Черной, естественно.

«Конец литературы» — тема вообще модная, как на Западе, так и, по-своему, в нынешней России. Это даже и не «смерть автора», которого, как выяснилось, никогда нигде и не было, а был «интертекст», самопорождающийся на манер гегелевского абсолютного духа: в России это — отказ от понимания литературы как ответственного духовного делания, помимо прочего обладающего воспитывающей, учительной силой. И там и тут все это мягко улеглось в понятие «постмодернизм» — литература как игра, отвечающая только за себя и живущая только по собственным правилам. Этот, ничем в сущности не новый, эстетизм (вспомним Флобера, не говоря уже об Уайльде) если не обогащался, то варьировался принципиальным тематическим поворотом, сменой объекта эстетической обработки: не Эмма Бовари, а «Мадам Бовари», не Флобер, а «Попугай Флобера» (постмодернистский шедевр Джулиана Барнса). Стали писать книги о книгах, делать книги из книг, и назвали это металитературой. Постмодернизм — канонизация и триумф пародии.

Татьяну Толстую при желании вполне можно подверстать в постмодернизм, что не раз и охотно делалось. Тут всплывало сакраментальное слово «дискурс», и выяснялось, что оный у Толстой, как и полагается в постмодернизме, не противостоит миру (как в романтизме и высоком модерне), а иронически с ним уравнивается в совместной игре зеркальных отражений. Все дискурсы равны и самодостаточны, — но в этой равности не обязательны, не обладают принуждающей силой истины. Автор — микрокосм, но космоса — лада и строя — нет, мир это хаос.

Что у Толстой давало основание для такого зачисления? Несомненной была тотальная завлеченность литературным материалом, но материал был не совсем обычный — не «высокая литература» классиков и не миф, ставший хлебом модернистов, — а сказка: волшебная сказка, народная сказка. Материал, как и водится, создавал сюжет, — и поначалу Толстая брала традиционную тему детства. Из этой темы органически, стихийно, элементарно, чуть ли не делением рождалась вторая: конец детства, проза, едва ли не бытовая, вторгающаяся в волшебный мир детства и разрушающая его. И тут можно было заметить, что это разрушение Толстая ведет не без садистического удовольствия, что она любит ломать своих кукол. Фея оказалась злой, подбрасывающей колкие веретена. Возникал образ колдуньи, Бабы-яги, орудующей всеми этими игрушками. Младенчики с удовольствим зажаривались и съедались — сами себя съедали: старели.

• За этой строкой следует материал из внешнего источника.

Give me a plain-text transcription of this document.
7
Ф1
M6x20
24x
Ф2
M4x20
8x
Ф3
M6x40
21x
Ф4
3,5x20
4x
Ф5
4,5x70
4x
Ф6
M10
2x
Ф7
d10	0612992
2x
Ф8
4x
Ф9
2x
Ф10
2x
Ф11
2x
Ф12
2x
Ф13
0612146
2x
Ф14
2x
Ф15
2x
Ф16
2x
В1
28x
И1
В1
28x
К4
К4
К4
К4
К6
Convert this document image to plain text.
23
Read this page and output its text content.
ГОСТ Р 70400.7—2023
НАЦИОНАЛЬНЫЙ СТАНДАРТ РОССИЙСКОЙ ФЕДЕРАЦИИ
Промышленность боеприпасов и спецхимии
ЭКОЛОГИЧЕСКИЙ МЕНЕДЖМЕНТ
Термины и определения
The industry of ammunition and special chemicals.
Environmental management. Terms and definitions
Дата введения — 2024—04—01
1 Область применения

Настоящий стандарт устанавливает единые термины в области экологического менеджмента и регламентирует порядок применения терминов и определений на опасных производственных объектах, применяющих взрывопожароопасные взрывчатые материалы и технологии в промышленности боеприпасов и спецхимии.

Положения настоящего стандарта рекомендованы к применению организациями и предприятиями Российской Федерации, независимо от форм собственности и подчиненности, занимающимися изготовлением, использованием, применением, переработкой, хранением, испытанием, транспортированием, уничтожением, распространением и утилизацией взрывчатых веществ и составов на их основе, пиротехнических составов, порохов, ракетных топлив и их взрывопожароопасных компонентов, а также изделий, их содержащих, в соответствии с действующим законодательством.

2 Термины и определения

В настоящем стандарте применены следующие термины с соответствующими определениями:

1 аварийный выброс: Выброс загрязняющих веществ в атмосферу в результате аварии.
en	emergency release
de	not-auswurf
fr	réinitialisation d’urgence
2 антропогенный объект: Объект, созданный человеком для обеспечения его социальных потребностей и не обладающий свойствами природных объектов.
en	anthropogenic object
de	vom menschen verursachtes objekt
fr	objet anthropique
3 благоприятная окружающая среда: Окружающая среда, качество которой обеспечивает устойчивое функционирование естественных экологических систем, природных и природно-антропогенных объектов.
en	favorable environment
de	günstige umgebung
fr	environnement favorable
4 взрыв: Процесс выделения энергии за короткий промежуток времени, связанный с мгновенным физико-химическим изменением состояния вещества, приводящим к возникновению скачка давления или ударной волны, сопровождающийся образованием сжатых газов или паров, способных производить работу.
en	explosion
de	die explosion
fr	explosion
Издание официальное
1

Прочтите некрологи, которые художественно украшал подпольный поэт Ленечка из «Лимпопо», и ясно станет, что сказочница тут не простая, что у этой бабушки слишком длинные зубки. Как же не посмеяться, коли речь идет о смерти.

Сказка — да, игрушки — да, фабрика мягкой игрушки, если хотите, но та, на которой работал набоковский Цинциннат, делавший Пушкина в бекеше, Добролюбова в очках и Гоголя, похожего на крысу: заведомая установка на снижение. Эту набоковскую заявку на метатекст Толстая реализовала на собственном уровне. Текстом, над которым она возвела свою «мета-», была вся русская литература. Сказка бралась поначалу как естественное основание, родовое гнездо, матка литературы. И еще — Толстая усвоила сказочный лад, расстановку и движение слов в сказке, научилась у сказки ритму. Сублимировала сказку, минуя Ремизова.

В литературе учителей у Толстой два — Набоков и Гоголь. У Гоголя она научилась тому, что выделил у него как главный фокус сам Набоков: самопорождению образов в движении слов, перечислению, уводящему в бесконечную перспективу, равно телескопическому и микроскопическому видению. Научилась создавать сюжет «простым» движением слов.

 

Как бы то ни было, визг дяди Жени был страшен, как страшен, должно быть, визг падающего, соскальзывающего в пропасть и держащегося только за пучки травы человека: податливая сухая почва пылит и крошится, выходя из земляных гнезд, корни — близко, близко у глаз; и уже выбежал из своего домика встревоженный паучок или муравей, — он-то останется, а ты-то полетишь, расцветая на короткий миг птицей, полотенцем, еще теплой и живой рогулькой, спеленутой собственным криком, ноги уже царапают пустой воздух, и мир готов, кружась и поворачиваясь, подставить тебе свою пышную, зеленую грубую чашу.

 

Модель этого текста — тот фрагмент «Мертвых душ», где тонкие и толстые на балу вызывают образ мух, кружащихся в жаркий летний день над сахаром, который колет старая ключница. Но «послание» собственное: страх рождения как источник страха смерти, единство жизни и смерти.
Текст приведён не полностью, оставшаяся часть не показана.